South Korea’s leading biopharmaceutical company Celltrion Inc. reported a 23.74 percent rise in its operating profit for the third quarter ended September from the previous quarter, thanks to sales increase in Europe and the United States ahead the launch of new products.
Celltrion said in a regulatory filing on Wednesday that it raised 103.1 billion won ($89.1 million) in operating profit on a consolidated basis in the July-September period, up 23.6 percent from the previous quarter and 40.1 percent from the same period a year ago. Sales totaled 289.1 billion won, up 23 percent on quarter and 25.1 percent on year. Net profit fell 21.33 percent in the third quarter from the previous quarter to 61.6 billion won but was up 12.69 percent from a year ago.
Shares of Celltrion traded 0.51 percent higher at 197,500 won at 9:21 a.m. on Thursday.
Celltrion attributed stellar third-quarter performance to a rise in sales of products across the board, in particular in Europe ahead of the early launch of new drug Remsima SC, a subcutaneous injection type of antibody biosimilar Remsima, as well as in the U.S. ahead of the launch of blood cancer treatment Truxima.
Unlike Remsima – in which patients need to stay hours in a hospital to receive intravenous injection – Remsima SC can be directly injected beneath the skin at home, enhancing overall convenience.
Celltrion applied for approval of the new antibody drug from European Medicines Agency (EMA) under the bio-better category which is between a biosimilar or copy drug and new drug, and received positive opinion from the Committee for Medicinal Products for Human Use of the EMA for the subcutaneous-type Remsima in September. Celltrion expects to receive final approval for Remsima SC from EMA this year.
Remsima and Truxima
The reference medicine, or original drug for Remsima, is Remicade marketed by Janssen under U.S.-based Johnson & Johnson. The drug is used to treat inflammatory bowel disease and rheumatoid arthritis.
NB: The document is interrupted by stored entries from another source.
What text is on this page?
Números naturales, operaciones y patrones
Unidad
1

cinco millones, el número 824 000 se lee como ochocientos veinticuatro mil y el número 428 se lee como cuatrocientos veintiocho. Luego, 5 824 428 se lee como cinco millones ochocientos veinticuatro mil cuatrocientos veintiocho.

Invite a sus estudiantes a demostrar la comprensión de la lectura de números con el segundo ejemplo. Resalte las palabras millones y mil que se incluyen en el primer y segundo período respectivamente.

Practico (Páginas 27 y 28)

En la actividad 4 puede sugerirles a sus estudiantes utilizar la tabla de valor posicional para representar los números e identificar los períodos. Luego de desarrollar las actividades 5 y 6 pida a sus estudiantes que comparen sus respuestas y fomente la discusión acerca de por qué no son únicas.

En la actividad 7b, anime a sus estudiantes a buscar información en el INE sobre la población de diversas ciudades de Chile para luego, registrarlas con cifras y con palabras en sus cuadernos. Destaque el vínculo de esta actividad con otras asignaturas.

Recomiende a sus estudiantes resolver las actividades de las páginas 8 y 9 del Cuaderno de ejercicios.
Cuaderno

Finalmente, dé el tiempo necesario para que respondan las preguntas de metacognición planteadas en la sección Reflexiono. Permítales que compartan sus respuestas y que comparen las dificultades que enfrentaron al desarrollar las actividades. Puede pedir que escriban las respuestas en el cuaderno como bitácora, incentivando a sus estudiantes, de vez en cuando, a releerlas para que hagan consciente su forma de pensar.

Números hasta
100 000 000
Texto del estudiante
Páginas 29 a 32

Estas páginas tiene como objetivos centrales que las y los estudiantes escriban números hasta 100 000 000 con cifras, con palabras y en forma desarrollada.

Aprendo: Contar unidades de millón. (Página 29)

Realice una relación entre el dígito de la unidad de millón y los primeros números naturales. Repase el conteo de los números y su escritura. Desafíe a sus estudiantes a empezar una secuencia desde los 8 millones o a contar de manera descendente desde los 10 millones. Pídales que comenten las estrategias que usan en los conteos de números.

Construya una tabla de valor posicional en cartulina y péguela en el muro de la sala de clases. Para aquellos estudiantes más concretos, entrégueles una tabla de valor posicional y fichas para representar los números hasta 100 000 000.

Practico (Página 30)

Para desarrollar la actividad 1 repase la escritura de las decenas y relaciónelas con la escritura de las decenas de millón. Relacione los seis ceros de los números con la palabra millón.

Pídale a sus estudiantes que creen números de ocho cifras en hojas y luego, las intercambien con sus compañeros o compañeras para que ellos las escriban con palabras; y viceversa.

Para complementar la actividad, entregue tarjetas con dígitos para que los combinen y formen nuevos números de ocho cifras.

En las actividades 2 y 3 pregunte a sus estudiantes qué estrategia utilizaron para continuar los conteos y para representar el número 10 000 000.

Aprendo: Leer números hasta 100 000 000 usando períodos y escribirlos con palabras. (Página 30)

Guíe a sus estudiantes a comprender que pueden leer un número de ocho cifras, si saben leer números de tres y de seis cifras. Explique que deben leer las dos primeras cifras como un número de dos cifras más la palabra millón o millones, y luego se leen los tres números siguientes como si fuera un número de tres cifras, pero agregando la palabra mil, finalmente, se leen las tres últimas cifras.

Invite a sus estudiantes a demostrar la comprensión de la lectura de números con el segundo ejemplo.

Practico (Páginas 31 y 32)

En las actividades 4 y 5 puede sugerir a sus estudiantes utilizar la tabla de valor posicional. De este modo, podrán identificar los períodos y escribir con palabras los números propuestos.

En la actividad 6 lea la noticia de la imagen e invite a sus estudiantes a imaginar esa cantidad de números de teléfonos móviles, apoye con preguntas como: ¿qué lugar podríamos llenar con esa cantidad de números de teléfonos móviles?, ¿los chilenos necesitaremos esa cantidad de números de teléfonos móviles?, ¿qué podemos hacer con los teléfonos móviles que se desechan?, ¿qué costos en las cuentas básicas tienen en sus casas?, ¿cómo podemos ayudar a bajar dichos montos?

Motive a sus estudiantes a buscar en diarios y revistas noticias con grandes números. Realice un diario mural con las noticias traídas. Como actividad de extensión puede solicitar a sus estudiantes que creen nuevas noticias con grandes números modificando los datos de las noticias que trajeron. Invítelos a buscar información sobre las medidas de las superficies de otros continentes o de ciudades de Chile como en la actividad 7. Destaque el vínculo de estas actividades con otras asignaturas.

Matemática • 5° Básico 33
Celltrion is also expected to begin the sale of Truxima in the U.S. this year after receiving approval from the Food and Drug Administration in November last year. Truxima, a biosimilar to Rituxan, has already expanded market share in Europe after its release in April 2017 thanks to its cheaper price tag.
Celltrion earlier revealed an aggressive goal to release at least one biosimilar every year until 2030 to become a global top-tier player in terms of portfolio and sales growth.
The biopharmaceutical company is currently engaged in global clinical trials for CT-P16, a colorectal cancer treatment and an Avastin biosimilar; CT-P17, an autoimmune disease treatment and Humira biosimilar; and CT-P39, an asthma treatment and Xolair biosimilar. The company is also in the process of developing cell strains and processing of more than 15 biosimilar products.